Chile is a country of drinkers. According to the World Health Organization, in 2015 Chile consumed the most alcohol per capita of any country in Latin America. This high consumption, and high cultural acceptance is worth diving into a little bit.
First, as a wine and pisco (grape liquor) producing country, social drinking is a very integral part of Chilean culture. For example, every Sunday, my entire host family (extended family included) would get together and have a large lunch that would last for hours. It was always a great time, with great food, great conversation, and a lottt of wine.
However, cultural acceptance of high alcohol consumption is more complicated than the simple fact that Chile produces a lot of alcohol. See, for centuries, Chile’s economy has been built on the back of mining. It was silver in the 1800s, saltpeter and nitrates around the turn of the 20th century, and copper more recently. These mining industries, which were hugely influential in Chile’s development as arguably the strongest economy in Latin America, were built off of hard physical labor, poor pay, and harsh working conditions.
The way workers coped with low pay, long hours, and no unionizing capabilities to address those grievances?… alcohol.
Especially prior to the 20th century, huge percentages of the mining population in Chile were alcoholics. While that number has definitely decreased dramatically in recent years, it’s still a problem, and has made heavy drinking culturally acceptable.

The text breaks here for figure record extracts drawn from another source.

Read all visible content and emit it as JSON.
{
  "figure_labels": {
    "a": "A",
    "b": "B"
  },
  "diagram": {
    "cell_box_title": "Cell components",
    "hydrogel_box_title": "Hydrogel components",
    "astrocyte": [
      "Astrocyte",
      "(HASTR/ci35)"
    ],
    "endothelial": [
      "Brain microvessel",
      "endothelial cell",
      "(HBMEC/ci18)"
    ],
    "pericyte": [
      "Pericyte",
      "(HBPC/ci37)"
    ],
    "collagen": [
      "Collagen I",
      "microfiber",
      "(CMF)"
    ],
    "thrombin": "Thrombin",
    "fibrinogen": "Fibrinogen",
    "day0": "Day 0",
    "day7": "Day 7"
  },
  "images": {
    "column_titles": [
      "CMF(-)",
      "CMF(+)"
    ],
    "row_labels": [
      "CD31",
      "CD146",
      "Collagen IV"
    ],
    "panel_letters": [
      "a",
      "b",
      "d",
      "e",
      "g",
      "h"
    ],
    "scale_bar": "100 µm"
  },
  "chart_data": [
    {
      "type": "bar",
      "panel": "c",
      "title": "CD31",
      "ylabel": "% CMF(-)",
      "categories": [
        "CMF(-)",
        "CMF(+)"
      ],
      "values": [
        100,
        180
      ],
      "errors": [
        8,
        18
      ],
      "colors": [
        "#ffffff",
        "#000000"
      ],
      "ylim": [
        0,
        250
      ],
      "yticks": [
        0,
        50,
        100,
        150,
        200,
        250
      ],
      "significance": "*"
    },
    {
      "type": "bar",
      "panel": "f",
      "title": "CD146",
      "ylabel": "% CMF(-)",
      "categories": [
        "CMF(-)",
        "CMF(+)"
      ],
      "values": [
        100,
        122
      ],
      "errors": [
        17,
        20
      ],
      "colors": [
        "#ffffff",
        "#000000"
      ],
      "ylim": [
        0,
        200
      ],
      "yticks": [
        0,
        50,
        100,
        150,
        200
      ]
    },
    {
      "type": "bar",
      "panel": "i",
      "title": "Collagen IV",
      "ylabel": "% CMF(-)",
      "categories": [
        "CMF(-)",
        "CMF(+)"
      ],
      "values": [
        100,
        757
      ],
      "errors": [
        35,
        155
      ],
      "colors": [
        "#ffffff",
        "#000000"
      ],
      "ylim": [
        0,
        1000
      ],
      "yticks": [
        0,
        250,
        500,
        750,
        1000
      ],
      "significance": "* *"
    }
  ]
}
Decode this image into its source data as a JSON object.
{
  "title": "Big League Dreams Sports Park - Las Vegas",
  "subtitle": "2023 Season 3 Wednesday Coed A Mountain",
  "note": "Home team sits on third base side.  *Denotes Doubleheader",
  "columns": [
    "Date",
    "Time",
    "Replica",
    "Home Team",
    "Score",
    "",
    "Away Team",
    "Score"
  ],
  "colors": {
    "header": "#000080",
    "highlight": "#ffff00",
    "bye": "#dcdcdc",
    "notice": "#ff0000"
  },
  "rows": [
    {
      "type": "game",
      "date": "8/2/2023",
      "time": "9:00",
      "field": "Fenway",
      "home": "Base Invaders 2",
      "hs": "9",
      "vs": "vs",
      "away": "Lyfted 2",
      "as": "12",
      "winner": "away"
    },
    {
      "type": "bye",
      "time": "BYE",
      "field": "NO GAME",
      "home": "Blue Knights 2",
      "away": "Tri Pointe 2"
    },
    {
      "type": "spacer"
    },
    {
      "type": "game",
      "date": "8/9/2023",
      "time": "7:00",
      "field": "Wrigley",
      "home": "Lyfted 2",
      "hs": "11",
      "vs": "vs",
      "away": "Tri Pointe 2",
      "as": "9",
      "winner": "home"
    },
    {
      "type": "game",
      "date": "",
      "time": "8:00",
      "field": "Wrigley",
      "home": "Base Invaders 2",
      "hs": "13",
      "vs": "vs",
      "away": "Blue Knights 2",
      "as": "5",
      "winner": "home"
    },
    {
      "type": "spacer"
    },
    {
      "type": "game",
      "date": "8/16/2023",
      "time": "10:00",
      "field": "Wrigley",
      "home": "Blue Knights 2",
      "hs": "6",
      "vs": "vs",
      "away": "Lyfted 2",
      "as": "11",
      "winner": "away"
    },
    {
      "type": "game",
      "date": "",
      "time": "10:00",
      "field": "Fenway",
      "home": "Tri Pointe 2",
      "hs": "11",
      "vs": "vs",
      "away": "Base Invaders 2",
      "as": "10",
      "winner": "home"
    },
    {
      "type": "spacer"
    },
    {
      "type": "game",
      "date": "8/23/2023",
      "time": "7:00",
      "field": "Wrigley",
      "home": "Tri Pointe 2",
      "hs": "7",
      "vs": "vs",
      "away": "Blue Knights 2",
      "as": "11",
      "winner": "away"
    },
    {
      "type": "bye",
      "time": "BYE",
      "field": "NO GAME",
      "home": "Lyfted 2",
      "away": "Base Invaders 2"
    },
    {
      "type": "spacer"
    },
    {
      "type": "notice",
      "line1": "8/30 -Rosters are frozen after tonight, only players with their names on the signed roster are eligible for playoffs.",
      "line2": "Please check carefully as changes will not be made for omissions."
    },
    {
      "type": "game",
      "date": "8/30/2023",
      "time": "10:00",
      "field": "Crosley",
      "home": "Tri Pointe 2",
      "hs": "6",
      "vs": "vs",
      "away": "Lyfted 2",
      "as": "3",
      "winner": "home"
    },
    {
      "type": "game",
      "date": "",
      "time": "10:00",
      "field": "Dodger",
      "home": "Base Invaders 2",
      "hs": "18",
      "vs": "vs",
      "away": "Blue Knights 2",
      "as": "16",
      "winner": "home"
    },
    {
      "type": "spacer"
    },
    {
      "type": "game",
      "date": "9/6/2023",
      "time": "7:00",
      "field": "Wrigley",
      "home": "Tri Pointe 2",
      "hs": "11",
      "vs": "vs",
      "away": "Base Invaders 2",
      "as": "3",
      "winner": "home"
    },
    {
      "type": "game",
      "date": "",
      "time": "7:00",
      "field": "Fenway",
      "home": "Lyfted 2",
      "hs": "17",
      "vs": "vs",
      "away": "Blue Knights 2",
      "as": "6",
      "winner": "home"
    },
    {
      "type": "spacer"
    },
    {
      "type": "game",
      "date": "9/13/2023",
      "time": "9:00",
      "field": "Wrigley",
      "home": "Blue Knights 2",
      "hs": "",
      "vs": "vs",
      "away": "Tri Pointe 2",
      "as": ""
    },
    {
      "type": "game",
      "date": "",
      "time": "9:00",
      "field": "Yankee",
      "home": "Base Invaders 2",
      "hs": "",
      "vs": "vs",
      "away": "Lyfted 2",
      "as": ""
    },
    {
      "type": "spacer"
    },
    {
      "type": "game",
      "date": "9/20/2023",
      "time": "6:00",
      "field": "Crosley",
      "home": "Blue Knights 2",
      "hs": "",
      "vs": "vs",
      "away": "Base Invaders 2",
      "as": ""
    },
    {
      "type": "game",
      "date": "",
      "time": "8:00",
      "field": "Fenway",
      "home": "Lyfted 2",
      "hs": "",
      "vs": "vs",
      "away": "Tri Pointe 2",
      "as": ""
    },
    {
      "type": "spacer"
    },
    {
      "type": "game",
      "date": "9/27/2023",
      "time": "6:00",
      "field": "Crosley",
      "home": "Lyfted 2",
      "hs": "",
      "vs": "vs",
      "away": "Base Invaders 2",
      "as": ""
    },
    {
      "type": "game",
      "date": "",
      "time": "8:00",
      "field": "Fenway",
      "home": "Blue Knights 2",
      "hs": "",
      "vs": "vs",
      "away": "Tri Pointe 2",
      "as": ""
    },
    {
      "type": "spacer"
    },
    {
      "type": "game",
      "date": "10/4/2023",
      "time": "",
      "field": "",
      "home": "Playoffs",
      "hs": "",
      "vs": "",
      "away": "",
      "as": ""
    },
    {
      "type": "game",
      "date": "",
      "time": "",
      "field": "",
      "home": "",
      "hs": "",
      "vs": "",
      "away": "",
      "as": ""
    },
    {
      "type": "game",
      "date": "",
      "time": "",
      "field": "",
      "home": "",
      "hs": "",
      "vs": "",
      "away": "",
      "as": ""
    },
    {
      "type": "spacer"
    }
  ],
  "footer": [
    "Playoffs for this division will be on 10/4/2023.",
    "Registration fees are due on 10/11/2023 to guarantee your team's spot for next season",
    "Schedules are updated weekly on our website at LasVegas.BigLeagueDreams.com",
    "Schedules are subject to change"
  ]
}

I experienced this in many ways while living in Chile. For example, my host mom was always surprised if I didn’t go out and drink on a weekend. It was the expectation that I go out to bars and drink two or three nights a week, and if I hadn’t left the house by a particular time, she would often ask why I wasn’t going out. Especially after growing up in a household where I could talk about alcohol consumption, but was never actively encouraged to drink, this was a very strange thing to experience.
I also found that the people I would drink with had very very high tolerances. Nearly every Chilean I drank with, whether male or female, could drink more than me.
It was, put simply, a very interesting experience for me. I’m in college, so I would say drinking culture is a pretty significant part of the world I live in. However, it doesn’t compare to what I experienced in Chile. It was just so pervasive, and permeated every facet of life.
I’m not sure if I have a concrete opinion on whether I think it made my time there better or worse, or if it reflects positively or negatively on Chile as a whole. That being said, it is definitely something I thought about a lot while living there, and continue to consider.